O poema é construído de forma circular. Termina com a repetição de alguns versos iniciais, representando o mecanismo do mesmo, o invariável desejo neste eterno retorno das voltas no Passeio Público.
Se há este vampiro em tempo de delicadeza — uma delicadeza presente na descrição de um momento traumático em que uma criança é violentada (Sim, senhor) —, nosso Conde não perdeu sua verve crítica. Na sua autodefinição (Adeus, vampiro), entram muito das idéias correntes, e estereotipadas, sobre ele. Principalmente a de que uma paixão na velhice teria amaciado o autor.
Dentro deste jogo, ele aceita e nega esta mudança. Há uma erotização maior do texto, principalmente pela prolongação dele, como vimos, mas o contista continua alimentando seu lado apocalíptico, sua visão cruel do mundo, sempre com a pimenta da ironia. É também em verso que ele faz uma devassa irônica da sauna gay em Amintas 749. Invertendo ironicamente a lógica do reclame, o contista desmonta certo discurso libertário, mostrando que tudo não passa de comércio sexual para nossa classe média. Se, diante das putas pobres do Passeio Público, ele assume a imagem de Cristo respeitando Madalena, aqui é o Cristo de chicotinho em punho, fustigando os vendilhões.
Em outros contos, Dalton vai intensificar seu retrato desencantado de Curitiba, essa Gomorra com os dias contados. — Em A vergonha do ladrão, temos as confissões de um fumador de crack, nova versão dos elefantes sociais. — Uma metáfora do aprisionamento curitibano está em A longa volta para casa. Dois interioranos, que saem da penitenciária para visitar a família, revolvem antes conhecer a cidade e são presos equivocadamente, não conseguindo deixar a capital: “Maldita idéia de conhecer Curitiba. A Cidade Social. Um Jardim do Éden, segundo o cartaz, à beira do rio Belém plantado”. (Explicação para os turistas: Belém é o rio-esgoto, nosso pequeno Tietê, em cujas margens crescem, adubadas por suas águas, as favelas). — O suicídio do filho, marido manso, com um tiro de espingarda na boca, decadência do poder patriarcal corrupto e, portanto, corruptor (Em família). — A eterna história do estupro: Numa rua escura e O estripador.

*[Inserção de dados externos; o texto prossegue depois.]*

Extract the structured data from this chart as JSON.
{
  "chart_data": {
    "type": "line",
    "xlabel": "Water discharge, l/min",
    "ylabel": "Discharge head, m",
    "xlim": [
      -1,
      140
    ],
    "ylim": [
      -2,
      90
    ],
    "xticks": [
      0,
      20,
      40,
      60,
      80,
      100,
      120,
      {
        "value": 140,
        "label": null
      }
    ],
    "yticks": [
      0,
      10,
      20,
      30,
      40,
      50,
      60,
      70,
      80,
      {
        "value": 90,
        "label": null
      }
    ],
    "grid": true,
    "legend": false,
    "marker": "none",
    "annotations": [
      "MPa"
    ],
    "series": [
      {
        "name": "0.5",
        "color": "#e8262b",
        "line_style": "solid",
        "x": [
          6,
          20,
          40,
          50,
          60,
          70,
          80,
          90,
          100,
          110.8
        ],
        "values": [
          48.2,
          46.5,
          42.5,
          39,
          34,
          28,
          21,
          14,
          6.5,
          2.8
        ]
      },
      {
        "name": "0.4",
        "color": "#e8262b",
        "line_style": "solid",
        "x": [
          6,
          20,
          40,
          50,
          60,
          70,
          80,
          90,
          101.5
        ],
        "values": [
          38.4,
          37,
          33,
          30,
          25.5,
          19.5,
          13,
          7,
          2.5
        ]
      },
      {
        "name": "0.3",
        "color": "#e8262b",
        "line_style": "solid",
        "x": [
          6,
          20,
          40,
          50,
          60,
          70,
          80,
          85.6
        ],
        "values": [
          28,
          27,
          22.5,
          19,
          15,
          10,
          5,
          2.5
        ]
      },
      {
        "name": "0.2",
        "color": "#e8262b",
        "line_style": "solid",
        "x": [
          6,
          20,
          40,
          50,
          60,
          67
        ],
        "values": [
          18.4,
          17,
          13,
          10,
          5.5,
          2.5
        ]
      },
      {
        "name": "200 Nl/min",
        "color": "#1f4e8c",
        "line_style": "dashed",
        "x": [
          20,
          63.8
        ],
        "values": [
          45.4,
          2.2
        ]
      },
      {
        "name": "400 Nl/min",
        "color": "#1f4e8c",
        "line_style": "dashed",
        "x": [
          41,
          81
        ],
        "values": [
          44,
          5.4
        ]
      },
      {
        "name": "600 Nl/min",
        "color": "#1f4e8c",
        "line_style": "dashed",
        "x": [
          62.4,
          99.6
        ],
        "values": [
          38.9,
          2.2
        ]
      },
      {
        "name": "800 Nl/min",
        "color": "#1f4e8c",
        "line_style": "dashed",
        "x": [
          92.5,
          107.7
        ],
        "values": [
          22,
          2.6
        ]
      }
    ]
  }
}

Assim, Nosferatu continua sua viagem por Curitiba, impávido em sua cruzada contra os falsos discursos, nada inofensivo, apenas mais atento ao prazer demorado do sexo e do texto. Há uma frase que aparece em vários contos, com algo de ironia e algo de rendição: “O amor, essa coisa, sabe como é”. Previsível e inexplicável, passageiro e imorredouro, perverso e lírico, gratuito e comprado, o amor (mesmo a distância) é a força que nos leva adiante. É sob este encanto adolescente que vive nosso Drácula, atento às moçoilas em flor, como Ritinha, que “floriu numa orgia de beleza”. Um florir que nunca finda, centro simbólico desta outra Curitiba, que Dalton viaja e viaja:
“Os viajantes de longes terras, ao falarem de nossa cidade anos depois, se lembrarão apenas — ó alegria para sempre! — da garota sem nome, vislumbrada alguns instantes, caminhando entre nuvens, no seu vestidinho branco de verão”.
Para sempre seja louvado o contista desses seres anônimos.